SOBRE A LIBERDADE, de John Stuart Mill
INTRODUÇÃO
A obra de John Stuart Mill, um dos pensadores mais influentes do século XIX, está dividida em cinco capítulos e refere-se a um ensaio acerca da liberdade nos mais diversos âmbitos, discorrendo sobre a temática da liberdade individual, da liberdade e a visão da autoridade governamental, bem como sobre o papel da sociedade na promoção de um suposto progresso da humanidade.
Primeiramente foi publicada em 1859, sendo uma interessante referência filosófica provocando uma reflexão sobre a liberdade como princípio essencial, porém que pode encontrar obstáculos relacionais com pessoas que porventura exerçam funções governamentais, o que também pode influenciar a relação entre liberdade e a sociedade.
Este Artigo apresenta as ideias principais de cada capitulo com informações relevantes e análise crítica, mas não substitui a leitura detalhada do livro, porém serve para despertar o leitor para que faça sua própria incursão e útil reflexão.
DESENVOLVIMENTO
Como opção metodológica, apresenta-se no início deste desenvolvimento um panorama resumido visando nortear o leitor quanto ao conteúdo da icônica obra filosófica aqui objeto de análise.

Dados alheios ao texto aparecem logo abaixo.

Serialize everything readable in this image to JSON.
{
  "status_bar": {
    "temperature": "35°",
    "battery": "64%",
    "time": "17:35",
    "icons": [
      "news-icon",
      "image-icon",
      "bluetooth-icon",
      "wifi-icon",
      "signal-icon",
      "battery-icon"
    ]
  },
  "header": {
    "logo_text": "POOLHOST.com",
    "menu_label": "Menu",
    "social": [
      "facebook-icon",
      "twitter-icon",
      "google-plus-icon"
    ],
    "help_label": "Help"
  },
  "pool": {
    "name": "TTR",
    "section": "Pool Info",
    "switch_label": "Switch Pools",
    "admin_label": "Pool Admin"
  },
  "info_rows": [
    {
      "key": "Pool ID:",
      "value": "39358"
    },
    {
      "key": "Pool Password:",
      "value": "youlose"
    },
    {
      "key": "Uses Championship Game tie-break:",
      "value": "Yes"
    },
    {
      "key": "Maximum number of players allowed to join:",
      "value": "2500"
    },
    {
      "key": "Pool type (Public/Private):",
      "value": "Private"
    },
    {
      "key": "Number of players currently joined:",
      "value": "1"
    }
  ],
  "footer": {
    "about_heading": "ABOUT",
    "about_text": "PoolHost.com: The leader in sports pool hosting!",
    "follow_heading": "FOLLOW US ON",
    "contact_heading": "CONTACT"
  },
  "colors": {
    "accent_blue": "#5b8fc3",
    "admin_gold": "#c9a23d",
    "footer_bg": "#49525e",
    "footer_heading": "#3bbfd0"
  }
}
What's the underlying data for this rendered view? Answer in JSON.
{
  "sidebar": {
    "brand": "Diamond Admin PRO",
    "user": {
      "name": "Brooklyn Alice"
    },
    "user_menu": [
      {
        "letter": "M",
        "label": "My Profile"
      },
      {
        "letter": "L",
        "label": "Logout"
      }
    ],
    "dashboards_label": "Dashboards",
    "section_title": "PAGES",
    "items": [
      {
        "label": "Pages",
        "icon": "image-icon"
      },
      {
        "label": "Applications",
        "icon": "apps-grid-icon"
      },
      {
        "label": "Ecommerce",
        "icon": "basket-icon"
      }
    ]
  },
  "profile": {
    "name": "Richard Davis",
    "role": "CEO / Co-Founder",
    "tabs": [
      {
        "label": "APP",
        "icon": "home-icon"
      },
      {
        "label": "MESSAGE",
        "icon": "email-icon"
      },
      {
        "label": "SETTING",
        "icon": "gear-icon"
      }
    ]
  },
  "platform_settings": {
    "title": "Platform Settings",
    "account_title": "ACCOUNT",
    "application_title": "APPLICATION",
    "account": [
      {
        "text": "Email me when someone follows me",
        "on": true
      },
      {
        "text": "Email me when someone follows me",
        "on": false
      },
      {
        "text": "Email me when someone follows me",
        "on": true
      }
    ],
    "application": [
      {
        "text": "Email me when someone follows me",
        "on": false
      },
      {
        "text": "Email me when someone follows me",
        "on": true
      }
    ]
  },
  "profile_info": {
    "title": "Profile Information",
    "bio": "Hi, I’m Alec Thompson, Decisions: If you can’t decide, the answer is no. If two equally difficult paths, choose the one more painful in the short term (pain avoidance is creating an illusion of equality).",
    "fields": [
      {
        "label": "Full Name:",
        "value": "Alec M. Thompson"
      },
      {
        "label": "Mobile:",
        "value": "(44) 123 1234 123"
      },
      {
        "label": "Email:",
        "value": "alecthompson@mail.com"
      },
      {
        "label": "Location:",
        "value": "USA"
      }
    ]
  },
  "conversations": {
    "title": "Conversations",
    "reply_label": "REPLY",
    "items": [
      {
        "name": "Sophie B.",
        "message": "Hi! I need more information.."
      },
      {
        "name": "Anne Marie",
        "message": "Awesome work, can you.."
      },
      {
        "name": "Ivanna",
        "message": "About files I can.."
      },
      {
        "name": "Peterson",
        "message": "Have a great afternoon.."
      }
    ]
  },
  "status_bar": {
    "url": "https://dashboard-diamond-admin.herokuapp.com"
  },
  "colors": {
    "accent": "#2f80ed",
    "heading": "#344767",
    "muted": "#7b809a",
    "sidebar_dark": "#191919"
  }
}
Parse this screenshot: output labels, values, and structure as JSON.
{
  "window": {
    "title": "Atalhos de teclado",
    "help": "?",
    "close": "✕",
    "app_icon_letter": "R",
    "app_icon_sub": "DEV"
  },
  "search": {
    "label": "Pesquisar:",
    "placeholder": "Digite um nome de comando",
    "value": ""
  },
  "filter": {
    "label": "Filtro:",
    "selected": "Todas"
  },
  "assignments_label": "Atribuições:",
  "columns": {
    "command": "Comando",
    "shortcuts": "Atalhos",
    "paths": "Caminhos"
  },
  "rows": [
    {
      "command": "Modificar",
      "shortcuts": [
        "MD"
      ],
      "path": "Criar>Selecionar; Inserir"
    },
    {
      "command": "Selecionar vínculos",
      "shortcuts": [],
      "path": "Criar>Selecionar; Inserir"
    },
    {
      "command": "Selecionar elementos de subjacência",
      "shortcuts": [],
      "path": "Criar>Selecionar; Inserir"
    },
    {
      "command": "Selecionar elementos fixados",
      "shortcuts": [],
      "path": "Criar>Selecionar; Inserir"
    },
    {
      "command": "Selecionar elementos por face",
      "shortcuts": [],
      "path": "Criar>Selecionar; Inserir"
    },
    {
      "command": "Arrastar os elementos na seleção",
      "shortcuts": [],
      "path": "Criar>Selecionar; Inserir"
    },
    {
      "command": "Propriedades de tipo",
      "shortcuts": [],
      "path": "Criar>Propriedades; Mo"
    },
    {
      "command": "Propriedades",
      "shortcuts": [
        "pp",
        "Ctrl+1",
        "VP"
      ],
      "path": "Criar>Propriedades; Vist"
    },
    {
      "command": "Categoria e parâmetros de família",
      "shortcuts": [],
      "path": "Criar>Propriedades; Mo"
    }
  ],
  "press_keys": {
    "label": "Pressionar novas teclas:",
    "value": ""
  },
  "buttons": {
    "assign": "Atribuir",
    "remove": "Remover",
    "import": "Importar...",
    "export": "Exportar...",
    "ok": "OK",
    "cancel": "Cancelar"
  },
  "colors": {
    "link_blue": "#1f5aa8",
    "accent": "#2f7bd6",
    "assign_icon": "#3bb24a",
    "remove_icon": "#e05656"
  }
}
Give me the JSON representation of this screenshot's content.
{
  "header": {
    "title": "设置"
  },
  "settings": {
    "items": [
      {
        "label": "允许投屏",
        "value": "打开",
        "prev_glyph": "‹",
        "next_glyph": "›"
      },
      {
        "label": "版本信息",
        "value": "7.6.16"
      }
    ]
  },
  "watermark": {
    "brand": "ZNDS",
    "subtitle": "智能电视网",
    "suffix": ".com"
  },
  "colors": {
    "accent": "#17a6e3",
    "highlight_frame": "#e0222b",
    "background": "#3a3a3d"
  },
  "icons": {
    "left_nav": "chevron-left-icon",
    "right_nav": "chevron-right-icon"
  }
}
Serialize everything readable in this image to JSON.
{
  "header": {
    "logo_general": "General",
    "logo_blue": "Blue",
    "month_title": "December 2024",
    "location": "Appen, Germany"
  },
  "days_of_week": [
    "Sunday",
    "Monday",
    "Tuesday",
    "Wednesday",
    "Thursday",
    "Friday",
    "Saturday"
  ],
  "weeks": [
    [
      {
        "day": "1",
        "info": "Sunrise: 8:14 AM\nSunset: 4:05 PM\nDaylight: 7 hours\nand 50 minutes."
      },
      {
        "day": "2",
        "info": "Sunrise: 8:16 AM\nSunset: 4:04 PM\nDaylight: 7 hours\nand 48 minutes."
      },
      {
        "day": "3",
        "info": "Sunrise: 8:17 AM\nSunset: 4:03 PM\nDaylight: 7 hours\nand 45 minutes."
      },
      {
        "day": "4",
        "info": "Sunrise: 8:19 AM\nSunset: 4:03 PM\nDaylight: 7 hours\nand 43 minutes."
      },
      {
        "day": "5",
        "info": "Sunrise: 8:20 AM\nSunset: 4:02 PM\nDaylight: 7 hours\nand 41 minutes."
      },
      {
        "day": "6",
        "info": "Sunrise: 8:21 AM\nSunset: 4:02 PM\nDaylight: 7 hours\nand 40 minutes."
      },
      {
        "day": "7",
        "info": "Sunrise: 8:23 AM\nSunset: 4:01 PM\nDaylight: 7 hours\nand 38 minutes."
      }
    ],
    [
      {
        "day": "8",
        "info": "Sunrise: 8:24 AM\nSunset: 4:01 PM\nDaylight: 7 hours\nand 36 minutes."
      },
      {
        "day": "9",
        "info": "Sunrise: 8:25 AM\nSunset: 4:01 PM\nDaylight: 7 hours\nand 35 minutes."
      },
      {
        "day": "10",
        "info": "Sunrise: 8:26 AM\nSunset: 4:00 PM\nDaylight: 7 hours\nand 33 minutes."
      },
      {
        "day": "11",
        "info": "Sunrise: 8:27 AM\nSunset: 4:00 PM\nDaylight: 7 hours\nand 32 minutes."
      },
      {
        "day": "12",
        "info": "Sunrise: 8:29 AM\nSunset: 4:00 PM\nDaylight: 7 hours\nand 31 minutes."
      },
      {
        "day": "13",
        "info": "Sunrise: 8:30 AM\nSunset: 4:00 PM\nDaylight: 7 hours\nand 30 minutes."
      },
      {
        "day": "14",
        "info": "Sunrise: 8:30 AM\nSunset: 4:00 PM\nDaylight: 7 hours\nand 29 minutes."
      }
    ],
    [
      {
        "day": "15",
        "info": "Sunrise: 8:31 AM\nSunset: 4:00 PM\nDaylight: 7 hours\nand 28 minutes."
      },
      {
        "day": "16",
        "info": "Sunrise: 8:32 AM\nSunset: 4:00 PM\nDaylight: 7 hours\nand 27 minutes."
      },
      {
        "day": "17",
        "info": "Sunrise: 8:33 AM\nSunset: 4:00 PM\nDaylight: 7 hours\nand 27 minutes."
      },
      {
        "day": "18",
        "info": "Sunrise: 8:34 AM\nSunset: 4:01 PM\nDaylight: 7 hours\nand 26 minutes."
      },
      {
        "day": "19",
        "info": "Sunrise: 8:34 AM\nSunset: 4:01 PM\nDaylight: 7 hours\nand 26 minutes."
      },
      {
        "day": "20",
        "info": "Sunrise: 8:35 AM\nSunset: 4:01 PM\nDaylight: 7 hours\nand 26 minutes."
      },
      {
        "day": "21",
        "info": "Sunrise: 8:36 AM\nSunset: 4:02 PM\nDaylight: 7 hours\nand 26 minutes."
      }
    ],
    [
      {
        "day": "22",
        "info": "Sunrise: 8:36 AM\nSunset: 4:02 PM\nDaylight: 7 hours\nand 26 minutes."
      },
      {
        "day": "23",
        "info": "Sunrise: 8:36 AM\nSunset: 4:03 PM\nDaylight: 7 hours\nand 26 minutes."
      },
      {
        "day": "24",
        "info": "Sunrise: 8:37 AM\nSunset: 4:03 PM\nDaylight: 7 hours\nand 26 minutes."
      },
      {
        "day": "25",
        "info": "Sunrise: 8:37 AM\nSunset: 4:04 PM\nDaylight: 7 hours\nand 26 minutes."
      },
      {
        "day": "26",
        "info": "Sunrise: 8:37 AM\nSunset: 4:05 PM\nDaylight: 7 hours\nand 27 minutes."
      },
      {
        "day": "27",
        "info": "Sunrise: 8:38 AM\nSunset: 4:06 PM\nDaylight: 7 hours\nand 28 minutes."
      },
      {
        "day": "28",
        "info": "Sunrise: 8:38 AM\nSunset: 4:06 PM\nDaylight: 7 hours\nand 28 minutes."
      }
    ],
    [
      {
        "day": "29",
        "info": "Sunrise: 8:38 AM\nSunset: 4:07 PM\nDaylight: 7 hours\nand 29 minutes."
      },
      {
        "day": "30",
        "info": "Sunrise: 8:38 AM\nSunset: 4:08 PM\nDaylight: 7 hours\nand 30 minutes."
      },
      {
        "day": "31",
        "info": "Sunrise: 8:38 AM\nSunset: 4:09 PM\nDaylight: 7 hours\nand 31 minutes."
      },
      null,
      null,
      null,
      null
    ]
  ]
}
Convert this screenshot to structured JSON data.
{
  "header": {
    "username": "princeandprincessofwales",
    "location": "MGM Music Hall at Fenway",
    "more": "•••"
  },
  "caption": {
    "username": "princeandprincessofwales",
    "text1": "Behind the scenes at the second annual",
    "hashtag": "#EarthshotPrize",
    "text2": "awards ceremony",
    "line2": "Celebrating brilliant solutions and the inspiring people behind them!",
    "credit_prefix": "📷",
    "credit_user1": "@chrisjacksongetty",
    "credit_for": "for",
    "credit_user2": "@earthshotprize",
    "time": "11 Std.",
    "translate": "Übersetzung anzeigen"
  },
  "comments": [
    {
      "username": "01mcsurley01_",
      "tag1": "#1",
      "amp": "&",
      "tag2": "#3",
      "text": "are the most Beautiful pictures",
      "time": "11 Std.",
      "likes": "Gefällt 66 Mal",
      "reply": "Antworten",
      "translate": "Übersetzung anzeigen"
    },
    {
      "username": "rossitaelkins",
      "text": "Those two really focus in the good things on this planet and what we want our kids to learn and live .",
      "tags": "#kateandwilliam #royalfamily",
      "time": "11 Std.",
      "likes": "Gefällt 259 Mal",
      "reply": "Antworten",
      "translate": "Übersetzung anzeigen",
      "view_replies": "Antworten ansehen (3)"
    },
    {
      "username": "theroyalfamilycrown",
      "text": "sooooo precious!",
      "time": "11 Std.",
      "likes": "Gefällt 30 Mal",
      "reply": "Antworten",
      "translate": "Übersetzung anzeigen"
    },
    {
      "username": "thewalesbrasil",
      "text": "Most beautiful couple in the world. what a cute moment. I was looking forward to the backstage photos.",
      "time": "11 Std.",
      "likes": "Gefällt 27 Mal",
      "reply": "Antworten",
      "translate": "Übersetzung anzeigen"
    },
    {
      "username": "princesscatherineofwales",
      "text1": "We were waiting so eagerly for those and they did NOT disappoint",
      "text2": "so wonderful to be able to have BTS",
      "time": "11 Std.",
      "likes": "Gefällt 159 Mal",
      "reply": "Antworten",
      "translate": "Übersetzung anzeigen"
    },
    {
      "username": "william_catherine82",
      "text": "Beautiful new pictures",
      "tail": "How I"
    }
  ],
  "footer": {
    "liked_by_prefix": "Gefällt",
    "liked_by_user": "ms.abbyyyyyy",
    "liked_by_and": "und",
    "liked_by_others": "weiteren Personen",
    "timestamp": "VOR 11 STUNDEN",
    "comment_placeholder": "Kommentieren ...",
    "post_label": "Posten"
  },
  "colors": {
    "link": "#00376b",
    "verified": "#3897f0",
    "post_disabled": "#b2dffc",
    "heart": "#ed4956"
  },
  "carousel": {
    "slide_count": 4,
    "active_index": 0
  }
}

Identifica-se que no primeiro capítulo há uma explanação dos princípios básicos do livro, tendo a liberdade como essencial para o progresso humano, o segundo se refere a liberdade de pensamento e discussão, no terceiro capítulo o autor analisa a questão da individualidade, como sendo um dos elementos do bem-estar, enquanto que o quarto capítulo diz respeito aos limites da autoridade da sociedade em relação ao sujeito como indivíduo e, por fim, no último capítulo o autor traz exemplificações práticas de sua maneira de defender a liberdade.
Feito isto, segue-se agora para maiores detalhes relevantes e respectiva reflexão sobre a temática da liberdade.
As pessoas que têm costume de fazer leitura de apenas partes de uma obra para supostamente captar uma visão geral, se assim procederem com o livro de Stuart Mill ficarão com a compreensão prejudicada que comprometerá a interpretação dos demais capítulos, vez que no primeiro capítulo o autor expõe a importância da liberdade individual com um princípio essencial para o progresso humano. Neste capítulo Mill sustenta que a liberdade é fundamental para alcançar a felicidade e o desenvolvimento pessoal. Também argumenta que a sociedade deve proteger a liberdade para evitar a tirania da maioria.
A questão é interessante, pois em países onde a liberdade é restringida ou suprimida é nítido a infelicidade do povo, aliás breve pesquisa de fotos na internet sobre esses lugares são imagens que valem mais do que mil palavras. Mill fala sobre o risco de ocorrer uma suposta tirania da maioria, entretanto, é fato notório que hodiernamente em vários países e segmentos na realidade também tem ocorrido uma tirania da minoria com imposição a qualquer custo de seus princípios e valores ou até imposição da falta deles para que todos sejam obrigados a pensar de forma igual e não tenham liberdade de discordar. A matéria é intrincada, vez que em democracia deveria se aceitar a opinião da maioria em busca da felicidade e progresso humano, com o cuidado de evitar tanto a tirania da maioria, quanto a tirania da minoria, todavia, há vários exemplos pelo mundo de que se aceita a decisão da maioria quando lhe convém, mas não quando é contrário aos seus interesses, bem como procura-se justificar eventual tirania sob o falso argumento de tentar equilibrar a democracia, a qual porém não foi desequilibrada, mas sim não se aceitam obstáculos ideológicos, principiológicos ou éticos aos interesses.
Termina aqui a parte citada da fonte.